We sometimes get caught up in the mechanics of delivering software and forget to give the requirements the attention they need. In the agile / Scrum world, the requirements are housed in the Product Backlog (which I’ll just call the “backlog” in this article). There is a pattern I’ve seen over and over in Scrum teams going through an agile transformation, which goes something like this…
The backlog gets its start from something more waterfall-ish, like a Business Requirements Document. We have lots and lots of requirements, and the first idea and approach is that each requirement will be a story – so “our backlog is almost done!” Somebody is given the task of loading up the backlog tool using the cut-and-paste approach, and the newly-minted Scrum Master starts setting up meeting appointments for stand-ups, planning day, review meetings, and the retrospectives. Hey, that wasn’t so hard.
Now the fun starts – the first planning day is full of confusion. What do we work on? How do we know how much to take on? The team is new and is guessing at what they can do in the sprint (their velocity), and the stories in the backlog are hard to figure out and don’t tell a story. What to do?
If I’m brought onto a project that is in this state, the first thing I’ll do is find the Product Owner (PO). If they don’t have someone who is truly acting as the PO, then that is the first thing to solve (but that’s a story for another day). This is where my Scrumism comes in – “you live and die by the backlog.”
Or said a slightly different way, “the backlog is THE thing.” If the backlog isn’t in good order, nothing else is going to go smoothly. You won’t be able to get stories groomed and ready for sprint entry, you won’t be able to articulate what it is you are trying to build, and the Scrum developers will be anxious because they won’t be able to get a handle on the goals they are working towards (remember, this is THEIR future work you are describing).

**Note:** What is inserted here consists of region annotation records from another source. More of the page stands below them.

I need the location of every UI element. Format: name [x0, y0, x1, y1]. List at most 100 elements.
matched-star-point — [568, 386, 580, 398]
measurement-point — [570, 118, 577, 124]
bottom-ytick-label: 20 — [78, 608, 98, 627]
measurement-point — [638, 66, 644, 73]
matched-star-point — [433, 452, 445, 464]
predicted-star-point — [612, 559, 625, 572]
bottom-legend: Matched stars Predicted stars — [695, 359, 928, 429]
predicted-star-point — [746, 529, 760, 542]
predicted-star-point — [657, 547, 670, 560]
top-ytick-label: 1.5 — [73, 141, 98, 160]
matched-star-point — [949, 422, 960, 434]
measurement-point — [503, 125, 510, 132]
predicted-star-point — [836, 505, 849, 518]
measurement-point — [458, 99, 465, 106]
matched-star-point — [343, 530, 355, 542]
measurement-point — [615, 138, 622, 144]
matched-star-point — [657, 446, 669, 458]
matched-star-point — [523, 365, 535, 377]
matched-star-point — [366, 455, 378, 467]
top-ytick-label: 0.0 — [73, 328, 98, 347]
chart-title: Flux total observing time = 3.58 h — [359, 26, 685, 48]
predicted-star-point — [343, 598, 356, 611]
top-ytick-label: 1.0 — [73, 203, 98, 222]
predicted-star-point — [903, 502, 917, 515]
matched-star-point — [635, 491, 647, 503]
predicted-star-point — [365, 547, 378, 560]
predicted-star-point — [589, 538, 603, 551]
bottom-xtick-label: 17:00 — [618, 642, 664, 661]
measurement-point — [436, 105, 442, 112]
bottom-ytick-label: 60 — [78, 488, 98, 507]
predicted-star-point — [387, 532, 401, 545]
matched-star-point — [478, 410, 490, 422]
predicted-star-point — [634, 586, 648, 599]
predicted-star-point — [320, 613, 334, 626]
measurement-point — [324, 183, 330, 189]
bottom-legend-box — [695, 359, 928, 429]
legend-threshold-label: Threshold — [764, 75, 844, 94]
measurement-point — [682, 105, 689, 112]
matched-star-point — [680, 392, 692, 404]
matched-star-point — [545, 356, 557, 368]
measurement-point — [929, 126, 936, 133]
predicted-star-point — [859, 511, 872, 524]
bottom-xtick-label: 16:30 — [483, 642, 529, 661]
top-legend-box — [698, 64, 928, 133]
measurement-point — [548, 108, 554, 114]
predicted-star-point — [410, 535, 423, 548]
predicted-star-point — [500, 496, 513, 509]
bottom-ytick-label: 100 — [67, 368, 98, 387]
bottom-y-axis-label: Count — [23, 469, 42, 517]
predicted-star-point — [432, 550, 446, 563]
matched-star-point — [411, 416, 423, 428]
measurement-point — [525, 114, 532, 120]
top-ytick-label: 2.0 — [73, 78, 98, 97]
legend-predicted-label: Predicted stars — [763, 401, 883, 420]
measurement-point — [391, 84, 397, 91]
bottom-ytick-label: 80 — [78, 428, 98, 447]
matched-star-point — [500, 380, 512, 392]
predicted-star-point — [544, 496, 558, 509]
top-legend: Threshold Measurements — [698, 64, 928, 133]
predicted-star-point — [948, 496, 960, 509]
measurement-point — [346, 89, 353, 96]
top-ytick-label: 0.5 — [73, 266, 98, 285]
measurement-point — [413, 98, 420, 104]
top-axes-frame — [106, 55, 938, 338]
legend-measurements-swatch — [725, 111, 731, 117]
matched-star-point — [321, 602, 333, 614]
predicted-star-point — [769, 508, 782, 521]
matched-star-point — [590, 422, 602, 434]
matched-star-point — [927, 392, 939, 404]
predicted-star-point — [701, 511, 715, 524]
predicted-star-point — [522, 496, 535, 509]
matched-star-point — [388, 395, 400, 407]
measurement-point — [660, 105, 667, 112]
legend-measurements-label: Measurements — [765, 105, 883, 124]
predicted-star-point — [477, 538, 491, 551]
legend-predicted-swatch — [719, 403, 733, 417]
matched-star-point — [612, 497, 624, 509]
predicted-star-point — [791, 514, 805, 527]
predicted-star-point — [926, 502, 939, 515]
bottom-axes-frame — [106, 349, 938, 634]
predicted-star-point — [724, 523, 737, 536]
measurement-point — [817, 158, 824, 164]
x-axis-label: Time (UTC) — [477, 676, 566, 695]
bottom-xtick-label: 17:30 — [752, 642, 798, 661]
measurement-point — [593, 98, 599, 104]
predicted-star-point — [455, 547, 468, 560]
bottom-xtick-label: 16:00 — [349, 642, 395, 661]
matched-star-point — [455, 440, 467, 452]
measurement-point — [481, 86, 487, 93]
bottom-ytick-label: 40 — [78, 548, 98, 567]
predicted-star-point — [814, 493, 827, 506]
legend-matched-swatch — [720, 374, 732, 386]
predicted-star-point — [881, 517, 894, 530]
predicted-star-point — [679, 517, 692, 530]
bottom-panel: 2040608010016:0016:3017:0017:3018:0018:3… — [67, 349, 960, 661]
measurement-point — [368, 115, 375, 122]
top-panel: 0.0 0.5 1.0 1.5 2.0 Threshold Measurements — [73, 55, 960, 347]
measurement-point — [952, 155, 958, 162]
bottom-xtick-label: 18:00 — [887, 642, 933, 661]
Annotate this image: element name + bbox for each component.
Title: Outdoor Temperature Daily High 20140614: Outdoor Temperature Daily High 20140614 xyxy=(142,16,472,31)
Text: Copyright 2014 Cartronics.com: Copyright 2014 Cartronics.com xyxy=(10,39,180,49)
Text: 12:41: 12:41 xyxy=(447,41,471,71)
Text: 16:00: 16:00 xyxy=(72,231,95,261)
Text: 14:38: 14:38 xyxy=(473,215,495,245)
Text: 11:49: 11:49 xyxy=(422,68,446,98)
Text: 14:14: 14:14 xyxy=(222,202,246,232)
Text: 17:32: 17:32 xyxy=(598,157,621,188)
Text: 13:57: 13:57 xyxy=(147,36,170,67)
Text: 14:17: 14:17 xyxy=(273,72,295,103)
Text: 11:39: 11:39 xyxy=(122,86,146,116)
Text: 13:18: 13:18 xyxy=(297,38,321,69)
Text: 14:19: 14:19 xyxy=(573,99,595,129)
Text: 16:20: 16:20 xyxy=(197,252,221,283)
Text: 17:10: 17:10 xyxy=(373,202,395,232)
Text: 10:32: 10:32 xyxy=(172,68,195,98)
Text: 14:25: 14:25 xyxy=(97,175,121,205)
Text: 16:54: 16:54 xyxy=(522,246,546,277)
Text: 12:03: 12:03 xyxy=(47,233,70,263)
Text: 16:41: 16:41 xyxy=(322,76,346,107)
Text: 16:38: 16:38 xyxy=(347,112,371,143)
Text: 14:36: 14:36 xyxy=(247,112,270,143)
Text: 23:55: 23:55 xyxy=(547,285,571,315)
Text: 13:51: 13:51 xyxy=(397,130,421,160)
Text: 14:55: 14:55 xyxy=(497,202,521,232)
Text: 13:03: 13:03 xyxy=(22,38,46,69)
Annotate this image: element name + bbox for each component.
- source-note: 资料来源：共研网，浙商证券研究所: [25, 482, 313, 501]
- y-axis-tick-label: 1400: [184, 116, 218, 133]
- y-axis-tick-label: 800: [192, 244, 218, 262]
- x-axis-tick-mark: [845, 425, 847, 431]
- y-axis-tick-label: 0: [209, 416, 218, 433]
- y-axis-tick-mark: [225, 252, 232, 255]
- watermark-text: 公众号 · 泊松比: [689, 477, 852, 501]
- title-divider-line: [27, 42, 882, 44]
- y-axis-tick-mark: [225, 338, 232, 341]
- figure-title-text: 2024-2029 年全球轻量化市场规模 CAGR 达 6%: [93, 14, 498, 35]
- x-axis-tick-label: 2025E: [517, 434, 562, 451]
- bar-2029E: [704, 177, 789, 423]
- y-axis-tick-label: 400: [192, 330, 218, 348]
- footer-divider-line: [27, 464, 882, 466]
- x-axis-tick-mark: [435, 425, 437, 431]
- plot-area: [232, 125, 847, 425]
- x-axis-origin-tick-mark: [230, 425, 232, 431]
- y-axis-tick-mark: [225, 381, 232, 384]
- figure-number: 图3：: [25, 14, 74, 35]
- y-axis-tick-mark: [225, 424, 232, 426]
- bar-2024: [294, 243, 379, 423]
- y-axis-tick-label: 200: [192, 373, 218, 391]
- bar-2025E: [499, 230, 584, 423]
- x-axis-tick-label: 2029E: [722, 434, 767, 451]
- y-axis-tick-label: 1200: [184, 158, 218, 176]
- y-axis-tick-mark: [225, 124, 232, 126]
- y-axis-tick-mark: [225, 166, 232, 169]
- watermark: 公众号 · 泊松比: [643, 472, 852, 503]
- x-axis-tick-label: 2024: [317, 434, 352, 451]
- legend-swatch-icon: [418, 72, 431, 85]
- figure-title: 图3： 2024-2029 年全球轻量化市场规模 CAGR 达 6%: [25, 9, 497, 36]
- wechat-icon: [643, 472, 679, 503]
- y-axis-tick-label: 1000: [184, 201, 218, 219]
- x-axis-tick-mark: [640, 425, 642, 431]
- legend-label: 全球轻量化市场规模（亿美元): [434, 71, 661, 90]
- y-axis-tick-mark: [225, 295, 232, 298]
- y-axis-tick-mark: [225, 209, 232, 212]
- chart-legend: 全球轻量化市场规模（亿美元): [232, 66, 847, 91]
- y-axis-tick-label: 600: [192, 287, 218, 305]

The backlog describes what is going to be built. It does it in “story form”, so you get to inject what the end users goals and expectations are, right there in the story. The acceptance criteria spell out what needs to be built to meet the story’s target. We still have requirements, but they are in a different sort of wrapper, and are expressed in a way that expects there will be ongoing communications between those developing (the developers) and those representing the stakeholders and end users (the PO). When we have the backlog in good shape, we can start get our work in the sprints to go smoother. When we can have better than a sprints worth of stories groomed and ready for sprint entry, we can start working down further in the backlog to get things arranged and effort estimated (don’t try to add detail too early!). A well-managed backlog is necessary for a Scrum team to work well. You live and die by the backlog.